Cash stood at the side of the stage and said nothing.
One of the Emotion band members leaned toward another. "That melody — doesn't that remind you of something? Like early Guns N' Roses, before the first album came out?"
"Yeah," the other one said quietly. "But the chorus is—"
"Different. Better."
Guns N' Roses had formed in 1985 and released their debut album in 1987. They were the hottest band in American rock right now. But the song Adam was performing had only been played in small venues during their earliest days — before any official recording, before mainstream exposure. Only serious, deeply committed rock fans would recognize even the outline of it.
The Emotion band members were exactly that. Which meant they understood the full weight of what they were watching — a sixteen-year-old at a high school homecoming covering a song that barely existed yet, and doing it in a way that felt definitive.

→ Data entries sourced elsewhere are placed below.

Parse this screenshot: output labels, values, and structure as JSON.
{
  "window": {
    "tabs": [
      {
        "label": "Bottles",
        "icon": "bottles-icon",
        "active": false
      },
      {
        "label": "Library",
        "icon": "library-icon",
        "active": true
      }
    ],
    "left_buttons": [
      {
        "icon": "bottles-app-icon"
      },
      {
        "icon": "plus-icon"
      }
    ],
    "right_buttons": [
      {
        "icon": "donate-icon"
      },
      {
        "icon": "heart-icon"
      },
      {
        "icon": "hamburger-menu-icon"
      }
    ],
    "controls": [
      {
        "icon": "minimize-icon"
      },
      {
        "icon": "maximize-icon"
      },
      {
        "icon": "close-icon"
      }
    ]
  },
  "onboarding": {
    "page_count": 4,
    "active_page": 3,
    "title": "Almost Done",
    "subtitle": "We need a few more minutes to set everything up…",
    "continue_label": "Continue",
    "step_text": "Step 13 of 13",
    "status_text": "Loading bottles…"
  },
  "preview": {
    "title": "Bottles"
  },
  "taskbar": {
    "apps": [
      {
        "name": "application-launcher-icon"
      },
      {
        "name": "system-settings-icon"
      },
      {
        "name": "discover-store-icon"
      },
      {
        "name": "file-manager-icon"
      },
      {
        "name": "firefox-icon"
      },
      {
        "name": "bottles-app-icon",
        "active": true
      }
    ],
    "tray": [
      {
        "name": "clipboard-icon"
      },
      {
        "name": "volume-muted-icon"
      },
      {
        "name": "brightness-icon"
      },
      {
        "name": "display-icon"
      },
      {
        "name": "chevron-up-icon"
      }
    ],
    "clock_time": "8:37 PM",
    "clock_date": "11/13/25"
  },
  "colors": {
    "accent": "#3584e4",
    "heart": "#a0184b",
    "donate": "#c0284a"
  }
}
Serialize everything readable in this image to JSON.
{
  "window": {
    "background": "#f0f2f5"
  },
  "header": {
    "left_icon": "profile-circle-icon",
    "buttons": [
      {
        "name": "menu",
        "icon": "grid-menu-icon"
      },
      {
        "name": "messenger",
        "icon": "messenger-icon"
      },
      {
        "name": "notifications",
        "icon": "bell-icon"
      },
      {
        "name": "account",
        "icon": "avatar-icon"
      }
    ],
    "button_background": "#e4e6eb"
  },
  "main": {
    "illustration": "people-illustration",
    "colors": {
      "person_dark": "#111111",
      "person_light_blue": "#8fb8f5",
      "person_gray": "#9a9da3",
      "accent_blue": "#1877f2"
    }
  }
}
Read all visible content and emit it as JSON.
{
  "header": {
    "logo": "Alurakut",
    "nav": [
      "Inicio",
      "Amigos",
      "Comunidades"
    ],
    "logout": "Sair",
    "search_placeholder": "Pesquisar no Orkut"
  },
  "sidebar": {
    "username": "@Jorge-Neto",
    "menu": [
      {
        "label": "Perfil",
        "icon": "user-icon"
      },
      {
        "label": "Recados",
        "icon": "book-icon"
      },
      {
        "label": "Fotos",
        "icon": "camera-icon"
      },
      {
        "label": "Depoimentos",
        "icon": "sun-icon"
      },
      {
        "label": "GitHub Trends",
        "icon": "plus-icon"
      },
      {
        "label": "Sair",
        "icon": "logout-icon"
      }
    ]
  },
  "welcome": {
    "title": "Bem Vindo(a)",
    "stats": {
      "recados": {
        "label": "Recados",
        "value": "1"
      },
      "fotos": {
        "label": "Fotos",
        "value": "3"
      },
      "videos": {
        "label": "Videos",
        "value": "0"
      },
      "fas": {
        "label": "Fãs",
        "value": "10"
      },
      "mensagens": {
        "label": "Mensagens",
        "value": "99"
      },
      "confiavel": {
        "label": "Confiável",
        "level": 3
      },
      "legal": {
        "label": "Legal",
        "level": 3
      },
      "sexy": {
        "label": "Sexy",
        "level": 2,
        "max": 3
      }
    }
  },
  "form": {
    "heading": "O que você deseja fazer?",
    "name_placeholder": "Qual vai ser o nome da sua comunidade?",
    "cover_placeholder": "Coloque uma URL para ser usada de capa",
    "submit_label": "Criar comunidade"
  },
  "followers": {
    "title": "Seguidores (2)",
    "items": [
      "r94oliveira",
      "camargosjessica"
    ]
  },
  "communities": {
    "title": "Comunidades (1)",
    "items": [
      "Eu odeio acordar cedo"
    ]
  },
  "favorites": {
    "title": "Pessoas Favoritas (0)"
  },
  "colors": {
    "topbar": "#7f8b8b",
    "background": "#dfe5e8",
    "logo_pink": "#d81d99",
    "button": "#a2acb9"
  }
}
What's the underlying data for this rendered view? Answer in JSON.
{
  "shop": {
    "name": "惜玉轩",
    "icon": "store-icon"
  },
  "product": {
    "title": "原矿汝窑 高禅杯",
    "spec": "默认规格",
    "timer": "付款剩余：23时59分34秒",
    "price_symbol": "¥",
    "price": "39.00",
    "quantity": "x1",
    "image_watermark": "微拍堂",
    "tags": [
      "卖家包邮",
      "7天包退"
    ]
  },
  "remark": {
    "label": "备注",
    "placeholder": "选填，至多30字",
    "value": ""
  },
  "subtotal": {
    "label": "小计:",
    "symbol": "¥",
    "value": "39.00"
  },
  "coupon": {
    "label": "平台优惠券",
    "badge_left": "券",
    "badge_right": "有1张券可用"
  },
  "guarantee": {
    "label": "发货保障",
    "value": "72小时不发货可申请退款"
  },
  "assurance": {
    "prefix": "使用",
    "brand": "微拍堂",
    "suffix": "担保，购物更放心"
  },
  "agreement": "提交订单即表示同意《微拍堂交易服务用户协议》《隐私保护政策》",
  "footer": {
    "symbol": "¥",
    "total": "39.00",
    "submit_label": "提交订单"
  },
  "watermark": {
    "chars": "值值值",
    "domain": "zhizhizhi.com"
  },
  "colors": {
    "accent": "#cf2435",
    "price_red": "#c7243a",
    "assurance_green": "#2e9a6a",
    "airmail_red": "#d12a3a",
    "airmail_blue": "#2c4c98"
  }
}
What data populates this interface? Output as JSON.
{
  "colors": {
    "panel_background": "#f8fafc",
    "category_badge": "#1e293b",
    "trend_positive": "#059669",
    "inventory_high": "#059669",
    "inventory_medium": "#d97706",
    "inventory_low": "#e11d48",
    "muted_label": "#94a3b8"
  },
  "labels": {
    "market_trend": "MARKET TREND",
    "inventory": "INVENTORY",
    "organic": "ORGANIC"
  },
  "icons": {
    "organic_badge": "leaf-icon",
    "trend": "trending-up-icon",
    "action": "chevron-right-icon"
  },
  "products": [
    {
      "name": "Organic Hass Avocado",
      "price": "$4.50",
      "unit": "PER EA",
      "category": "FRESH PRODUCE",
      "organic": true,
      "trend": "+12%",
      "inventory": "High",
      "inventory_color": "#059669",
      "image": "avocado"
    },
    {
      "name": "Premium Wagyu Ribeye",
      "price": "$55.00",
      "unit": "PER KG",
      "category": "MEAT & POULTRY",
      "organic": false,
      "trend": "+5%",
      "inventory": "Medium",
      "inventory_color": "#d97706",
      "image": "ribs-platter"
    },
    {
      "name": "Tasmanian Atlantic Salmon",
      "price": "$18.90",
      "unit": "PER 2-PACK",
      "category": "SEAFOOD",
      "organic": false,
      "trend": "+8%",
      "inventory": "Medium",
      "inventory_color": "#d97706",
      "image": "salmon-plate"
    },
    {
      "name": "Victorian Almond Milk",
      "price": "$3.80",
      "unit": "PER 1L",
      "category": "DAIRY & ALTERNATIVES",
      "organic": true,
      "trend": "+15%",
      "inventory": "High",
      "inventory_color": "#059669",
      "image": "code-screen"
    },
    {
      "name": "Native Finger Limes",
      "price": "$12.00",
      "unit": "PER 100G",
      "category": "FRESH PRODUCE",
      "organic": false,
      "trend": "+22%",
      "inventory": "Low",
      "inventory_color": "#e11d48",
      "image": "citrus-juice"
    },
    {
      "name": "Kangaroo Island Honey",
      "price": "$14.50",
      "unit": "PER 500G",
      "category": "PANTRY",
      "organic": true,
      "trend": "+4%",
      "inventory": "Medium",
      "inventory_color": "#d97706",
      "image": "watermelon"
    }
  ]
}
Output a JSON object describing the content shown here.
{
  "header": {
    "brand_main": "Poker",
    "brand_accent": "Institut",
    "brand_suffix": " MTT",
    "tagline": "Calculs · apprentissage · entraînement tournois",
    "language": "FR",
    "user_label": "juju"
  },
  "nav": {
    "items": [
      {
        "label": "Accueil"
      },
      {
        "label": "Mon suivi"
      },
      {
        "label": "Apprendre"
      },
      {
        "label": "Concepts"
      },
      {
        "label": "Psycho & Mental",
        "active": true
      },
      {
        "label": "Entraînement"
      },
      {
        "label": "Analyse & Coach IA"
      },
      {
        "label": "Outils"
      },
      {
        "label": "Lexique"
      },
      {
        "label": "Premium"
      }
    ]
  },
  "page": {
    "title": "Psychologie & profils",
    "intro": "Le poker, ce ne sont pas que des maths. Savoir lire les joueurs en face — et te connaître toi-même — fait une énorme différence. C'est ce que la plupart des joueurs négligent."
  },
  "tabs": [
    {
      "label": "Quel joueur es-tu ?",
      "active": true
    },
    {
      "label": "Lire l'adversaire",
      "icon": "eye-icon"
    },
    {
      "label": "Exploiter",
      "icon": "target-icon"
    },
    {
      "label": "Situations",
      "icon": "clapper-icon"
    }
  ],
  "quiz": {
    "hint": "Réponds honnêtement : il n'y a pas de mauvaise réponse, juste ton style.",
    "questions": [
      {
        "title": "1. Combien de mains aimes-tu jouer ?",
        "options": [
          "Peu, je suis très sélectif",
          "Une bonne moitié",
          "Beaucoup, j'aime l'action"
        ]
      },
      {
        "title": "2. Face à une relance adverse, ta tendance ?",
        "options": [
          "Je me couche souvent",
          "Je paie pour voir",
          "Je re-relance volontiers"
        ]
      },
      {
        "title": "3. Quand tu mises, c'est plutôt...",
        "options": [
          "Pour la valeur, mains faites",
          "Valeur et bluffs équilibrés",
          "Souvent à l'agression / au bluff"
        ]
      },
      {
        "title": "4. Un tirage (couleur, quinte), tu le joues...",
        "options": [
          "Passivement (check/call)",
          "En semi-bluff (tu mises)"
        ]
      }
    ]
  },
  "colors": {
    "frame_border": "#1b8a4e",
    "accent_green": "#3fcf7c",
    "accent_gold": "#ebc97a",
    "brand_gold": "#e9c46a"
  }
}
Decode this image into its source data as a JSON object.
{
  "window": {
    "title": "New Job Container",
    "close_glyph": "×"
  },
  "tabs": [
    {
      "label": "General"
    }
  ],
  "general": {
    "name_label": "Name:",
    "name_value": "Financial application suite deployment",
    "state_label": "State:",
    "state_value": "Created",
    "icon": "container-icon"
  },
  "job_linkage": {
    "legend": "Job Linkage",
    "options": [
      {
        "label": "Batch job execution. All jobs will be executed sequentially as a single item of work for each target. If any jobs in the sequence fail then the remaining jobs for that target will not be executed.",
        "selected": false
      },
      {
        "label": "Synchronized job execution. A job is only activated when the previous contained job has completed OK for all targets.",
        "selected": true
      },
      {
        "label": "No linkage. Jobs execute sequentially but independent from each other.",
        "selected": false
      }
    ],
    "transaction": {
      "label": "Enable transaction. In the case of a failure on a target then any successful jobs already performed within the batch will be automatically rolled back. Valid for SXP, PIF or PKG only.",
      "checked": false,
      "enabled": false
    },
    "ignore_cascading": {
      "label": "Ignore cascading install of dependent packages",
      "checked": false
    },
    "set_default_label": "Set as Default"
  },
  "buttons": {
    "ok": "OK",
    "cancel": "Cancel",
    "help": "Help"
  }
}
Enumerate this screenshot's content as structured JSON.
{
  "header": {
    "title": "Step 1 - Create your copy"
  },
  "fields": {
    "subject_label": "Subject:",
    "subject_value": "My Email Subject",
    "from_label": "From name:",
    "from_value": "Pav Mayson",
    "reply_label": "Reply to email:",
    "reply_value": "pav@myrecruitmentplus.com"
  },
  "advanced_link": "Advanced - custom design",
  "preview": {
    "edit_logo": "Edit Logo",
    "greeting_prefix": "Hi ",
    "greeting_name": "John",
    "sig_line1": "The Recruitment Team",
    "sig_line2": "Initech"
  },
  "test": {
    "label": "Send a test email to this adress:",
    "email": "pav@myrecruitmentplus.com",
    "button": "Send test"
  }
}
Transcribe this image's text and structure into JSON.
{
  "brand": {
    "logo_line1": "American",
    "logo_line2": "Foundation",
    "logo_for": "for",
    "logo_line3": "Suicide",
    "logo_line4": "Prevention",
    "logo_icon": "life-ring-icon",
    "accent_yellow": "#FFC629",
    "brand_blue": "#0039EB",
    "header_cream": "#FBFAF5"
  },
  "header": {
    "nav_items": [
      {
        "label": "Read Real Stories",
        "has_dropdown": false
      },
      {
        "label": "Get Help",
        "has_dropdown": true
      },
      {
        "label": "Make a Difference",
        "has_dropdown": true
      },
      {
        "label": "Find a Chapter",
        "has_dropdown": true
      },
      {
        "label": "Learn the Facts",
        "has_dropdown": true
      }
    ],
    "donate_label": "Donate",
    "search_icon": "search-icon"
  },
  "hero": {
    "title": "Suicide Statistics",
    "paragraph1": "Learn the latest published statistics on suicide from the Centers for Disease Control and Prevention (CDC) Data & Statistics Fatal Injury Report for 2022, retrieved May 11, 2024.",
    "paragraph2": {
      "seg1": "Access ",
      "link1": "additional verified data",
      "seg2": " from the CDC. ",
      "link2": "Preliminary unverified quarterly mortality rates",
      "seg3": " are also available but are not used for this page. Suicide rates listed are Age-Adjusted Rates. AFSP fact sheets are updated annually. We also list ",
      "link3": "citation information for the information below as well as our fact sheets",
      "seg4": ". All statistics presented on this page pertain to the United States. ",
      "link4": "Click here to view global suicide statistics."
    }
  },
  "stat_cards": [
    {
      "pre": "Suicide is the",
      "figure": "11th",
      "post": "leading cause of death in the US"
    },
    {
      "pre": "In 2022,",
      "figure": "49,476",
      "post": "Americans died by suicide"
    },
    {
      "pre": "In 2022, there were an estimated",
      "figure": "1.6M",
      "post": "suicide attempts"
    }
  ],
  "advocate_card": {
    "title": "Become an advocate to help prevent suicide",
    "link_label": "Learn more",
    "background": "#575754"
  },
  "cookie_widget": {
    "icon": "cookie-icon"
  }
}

Adam caught their expressions from the stage and felt the specific private amusement of someone working with information nobody else in the room has.
He also noticed, scanning the crowd during the final chorus, the sheer number of girls looking at him in a way that was going to significantly complicate the next few weeks of his life.
This is a lot, he thought. This is genuinely a lot.
The performance ended. The auditorium stayed loud for a long time.
The Emotion band members gathered around Cash.
"So," one of them said carefully. "About the bet."
Cash was quiet for a long moment, jaw tight, staring at the stage where Adam was still standing.
"We run," Cash said.
"Cash—"
"We said we'd run, so we run." He looked around at his band. "Tonight happened. It's going to get around regardless. If we back out of the bet on top of it, that's two losses in one night. At least this way we only lose one thing and we keep our word." He paused. "Rock and roll has a tradition of not caring what people think. Let's act like it."
His band members groaned collectively.
Later that night, under the cover of darkness and accompanied by the laughter and disbelief of what felt like half the school, Cash Goodman led Emotion on ten laps around the building.
Adam watched, genuinely impressed despite himself.
That actually took guts.
Monday Morning
Adam arrived at school and immediately understood that something had shifted.
The clusters of girls near the front entrance. The looks that followed him through the gate. The whispered conversations that paused and restarted as he passed.
"Hi, Adam."
"Hey, Adam!"
"Hi, Adam—"
He kept walking, nodding, smiling the specific smile of someone who recognizes a situation and is already calculating how to navigate it without making anything worse.
This was going to be an interesting semester.